James puffed the thick dust of long neglect from the fantod jar. "Is business all it might be, these days?"

"We have a rather specialized clientele," said the other, and he introduced himself. His name was Mr. O'Beronne, and he had recently fled his country's devastating potato famine. James shook Mr. O'Beronne's small papery hand.

"You'll be wanting a love-potion," said Mr. O'Beronne with a shrewd look. "Fellows of your age generally do."

James shrugged. "Not really, no."

"Is it budget troubles, then?

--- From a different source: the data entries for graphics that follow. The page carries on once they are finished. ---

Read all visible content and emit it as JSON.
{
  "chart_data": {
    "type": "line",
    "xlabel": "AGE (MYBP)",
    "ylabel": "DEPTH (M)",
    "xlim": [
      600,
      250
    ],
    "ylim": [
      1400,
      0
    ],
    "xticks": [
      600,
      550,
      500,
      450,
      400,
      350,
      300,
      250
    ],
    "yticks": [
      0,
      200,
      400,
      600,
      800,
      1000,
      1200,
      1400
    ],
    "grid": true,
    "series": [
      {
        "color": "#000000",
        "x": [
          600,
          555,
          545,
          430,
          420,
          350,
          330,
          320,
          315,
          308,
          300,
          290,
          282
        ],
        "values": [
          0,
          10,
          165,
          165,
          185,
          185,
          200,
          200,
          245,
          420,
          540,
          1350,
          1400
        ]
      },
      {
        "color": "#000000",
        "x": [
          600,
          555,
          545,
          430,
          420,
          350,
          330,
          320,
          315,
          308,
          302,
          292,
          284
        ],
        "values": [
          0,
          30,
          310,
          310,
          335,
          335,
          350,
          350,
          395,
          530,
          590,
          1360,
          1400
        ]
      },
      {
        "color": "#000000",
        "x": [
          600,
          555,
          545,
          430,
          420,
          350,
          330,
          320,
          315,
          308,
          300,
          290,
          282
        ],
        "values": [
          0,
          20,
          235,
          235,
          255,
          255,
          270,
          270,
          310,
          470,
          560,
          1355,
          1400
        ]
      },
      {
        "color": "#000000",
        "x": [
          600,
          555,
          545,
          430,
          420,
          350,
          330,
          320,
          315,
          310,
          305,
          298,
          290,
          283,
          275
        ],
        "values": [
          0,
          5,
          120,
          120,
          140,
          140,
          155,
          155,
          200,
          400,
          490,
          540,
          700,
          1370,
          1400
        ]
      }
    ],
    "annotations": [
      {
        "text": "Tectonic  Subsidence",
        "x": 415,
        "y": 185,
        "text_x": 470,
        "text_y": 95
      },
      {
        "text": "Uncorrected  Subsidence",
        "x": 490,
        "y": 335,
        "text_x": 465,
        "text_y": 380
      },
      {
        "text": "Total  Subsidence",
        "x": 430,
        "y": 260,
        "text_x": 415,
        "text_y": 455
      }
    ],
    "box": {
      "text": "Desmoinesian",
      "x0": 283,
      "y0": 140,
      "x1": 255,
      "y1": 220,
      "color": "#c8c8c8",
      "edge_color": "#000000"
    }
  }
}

I might interest you in an ever-filled purse." The old man skipped from behind the counter and hefted a large bearskin cape.

"Money?" said James with only distant interest.

"Fame then. We have magic brushes -- or if you prefer newfangled scientific arts, we have a camera that once belonged to Montavarde himself."

"No, no," said James, looking restless. "Can you quote me a price on this fantod?" He studied the fantod critically. It was not in very good condition.

"We can restore youth," said Mr. O'Beronne in sudden desperation.

"Do tell," said James, straightening.

"We have a shipment of Dr. Heidegger's Patent Youthing Waters," said Mr. O'Beronne. He tugged a quagga hide from a nearby brassbound chest and dug out a square glass bottle. He uncorked it. The waters fizzed lightly, and the smell of May filled the room. "One bottle imbibed," said Mr. O'Beronne, "restores a condition of blushing youth to man or beast."

"Is that a fact," said James, his brows knitting in thought. "How many teaspoons per bottle?"

"I've no idea," Mr. O'Beronne admitted. "Never measured it by the spoon. Mind you, this is an old folks' item. Fellows of your age usually go for the love-potions."